Nurse D, from the local health services agency, telephoned every day. She reviewed the do’s and don’ts of self-quarantine. She reminded us to rest and rehydrate. She inquired about our coughs, recorded our temperatures, answered our questions. Some days we chatted for nearly an hour. I will never meet Nurse D, never see her face, but I feel so grateful that someone was out there, watching over us.
The symptoms receded, as gradually as the ebbing of the tide, and with them went the fear and the finger pointing. I was flooded with a sensation, however momentary, of blissful surrender. Being sick, with COVID, had released me from all my responsibilities – as a wife, mother, writer, teacher, friend, neighbor, householder. It had freed me, too, from that deep ache to achieve and produce, to matter.

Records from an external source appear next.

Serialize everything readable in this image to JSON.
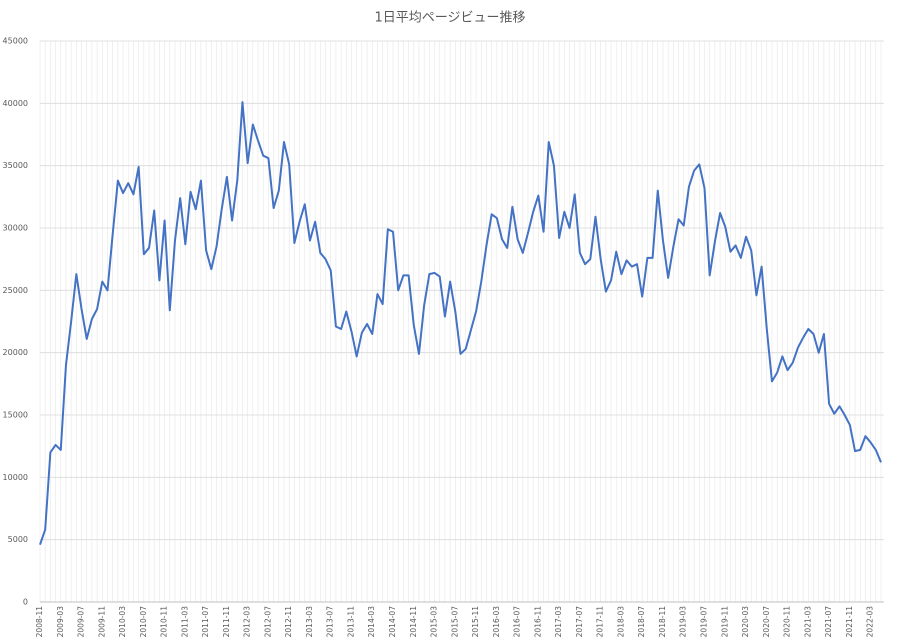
{
  "chart_data": {
    "type": "line",
    "title": "1日平均ページビュー推移",
    "categories": [
      "2008-11",
      null,
      null,
      null,
      "2009-03",
      null,
      null,
      null,
      "2009-07",
      null,
      null,
      null,
      "2009-11",
      null,
      null,
      null,
      "2010-03",
      null,
      null,
      null,
      "2010-07",
      null,
      null,
      null,
      "2010-11",
      null,
      null,
      null,
      "2011-03",
      null,
      null,
      null,
      "2011-07",
      null,
      null,
      null,
      "2011-11",
      null,
      null,
      null,
      "2012-03",
      null,
      null,
      null,
      "2012-07",
      null,
      null,
      null,
      "2012-11",
      null,
      null,
      null,
      "2013-03",
      null,
      null,
      null,
      "2013-07",
      null,
      null,
      null,
      "2013-11",
      null,
      null,
      null,
      "2014-03",
      null,
      null,
      null,
      "2014-07",
      null,
      null,
      null,
      "2014-11",
      null,
      null,
      null,
      "2015-03",
      null,
      null,
      null,
      "2015-07",
      null,
      null,
      null,
      "2015-11",
      null,
      null,
      null,
      "2016-03",
      null,
      null,
      null,
      "2016-07",
      null,
      null,
      null,
      "2016-11",
      null,
      null,
      null,
      "2017-03",
      null,
      null,
      null,
      "2017-07",
      null,
      null,
      null,
      "2017-11",
      null,
      null,
      null,
      "2018-03",
      null,
      null,
      null,
      "2018-07",
      null,
      null,
      null,
      "2018-11",
      null,
      null,
      null,
      "2019-03",
      null,
      null,
      null,
      "2019-07",
      null,
      null,
      null,
      "2019-11",
      null,
      null,
      null,
      "2020-03",
      null,
      null,
      null,
      "2020-07",
      null,
      null,
      null,
      "2020-11",
      null,
      null,
      null,
      "2021-03",
      null,
      null,
      null,
      "2021-07",
      null,
      null,
      null,
      "2021-11",
      null,
      null,
      null,
      "2022-03",
      null,
      null
    ],
    "values": [
      4600,
      5800,
      12000,
      12600,
      12200,
      19000,
      22500,
      26300,
      23500,
      21100,
      22700,
      23500,
      25700,
      25000,
      29500,
      33800,
      32800,
      33600,
      32700,
      34900,
      27900,
      28400,
      31400,
      25800,
      30600,
      23400,
      29000,
      32400,
      28700,
      32900,
      31500,
      33800,
      28200,
      26700,
      28500,
      31500,
      34100,
      30600,
      33800,
      40100,
      35200,
      38300,
      37000,
      35800,
      35600,
      31600,
      33000,
      36900,
      35100,
      28800,
      30500,
      31900,
      29000,
      30500,
      28000,
      27500,
      26600,
      22100,
      21900,
      23300,
      21700,
      19700,
      21600,
      22300,
      21500,
      24700,
      23900,
      29900,
      29700,
      25000,
      26200,
      26200,
      22200,
      19900,
      23800,
      26300,
      26400,
      26100,
      22900,
      25700,
      23300,
      19900,
      20300,
      21800,
      23300,
      25700,
      28600,
      31100,
      30800,
      29100,
      28400,
      31700,
      29100,
      28000,
      29600,
      31300,
      32600,
      29700,
      36900,
      35000,
      29200,
      31300,
      30000,
      32700,
      28000,
      27100,
      27500,
      30900,
      27500,
      24900,
      25800,
      28100,
      26300,
      27400,
      26900,
      27100,
      24500,
      27600,
      27600,
      33000,
      29000,
      26000,
      28500,
      30700,
      30200,
      33300,
      34600,
      35100,
      33200,
      26200,
      28900,
      31200,
      30100,
      28100,
      28600,
      27600,
      29300,
      28200,
      24600,
      26900,
      21900,
      17700,
      18400,
      19700,
      18600,
      19200,
      20400,
      21200,
      21900,
      21500,
      20000,
      21500,
      15900,
      15100,
      15700,
      15000,
      14200,
      12100,
      12200,
      13300,
      12800,
      12200,
      11200
    ],
    "color": "#4472c4",
    "ylim": [
      0,
      45000
    ],
    "yticks": [
      0,
      5000,
      10000,
      15000,
      20000,
      25000,
      30000,
      35000,
      40000,
      45000
    ],
    "grid": true
  }
}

The days were long and languorous. They were mine to spend as I chose, and I chose to sit still, be quiet, do nothing. Doing nothing, I discovered, was the most important thing I could do, for my own healing, for the healing of the world.
Still, even as I lost track of the days, events popped up on my calendar: dental appointment on Monday at 8, haircut on Friday at 4. My life, in some parallel universe, was going on without me! I paid no attention. I lived wholly in the present tense — no past, no future. And I lived in the second person, a sort of self-distancing, an out-of-body otherness, as if the events happening to me were happening to somebody else.
I recovered my appetite, though I still couldn’t taste or smell. I regained the weight I had lost, and then some. Little by little, I regained my strength. I laundered the sheets, scrubbed the toilets, vacuumed the floors. I ordered groceries from Instacart and ran errands on Amazon. I did things I never would have considered doing before: coloring my hair, trimming my husband’s sideburns. I took a Pilates class on Twitch. I attended a Native American ceremony on Zoom. I hosted virtual teas with girlfriends, virtual cocktails with couples.
One day I noticed that my stay-at-home life had become as busy as my out-in-the-world one. I left behind my laptop and my cell phone and sat on our front porch on a wooden bench warm from the late-day sun. Bees hummed in the wisteria, birds pecked at the daphne. My neighbor’s rosebush hung over the split-rail fence, heavy with blooms, and I ran my fingers through their pale petals. All at once, in a rush that overpowered me, I realized that I could smell the flowers.
My husband has begun volunteering at the food bank in Watsonville. Although we were cleared from quarantine five weeks ago, the efficacy of immunity has yet to be determined and so I worry about reinfection. This morning, as Mark gathered together his mask and gloves, his disinfectant wipes, I begged him not to go.
“I have to do something,” he told me.
I bow to all the people, from our healthcare workers to our grocery-store clerks, who put themselves at risk every day because they can or must. But for the rest of us, whether we go out or stay home, do something or do nothing – these are the questions we will continue to ask long after our leaders decide it is safe to re-enter the world.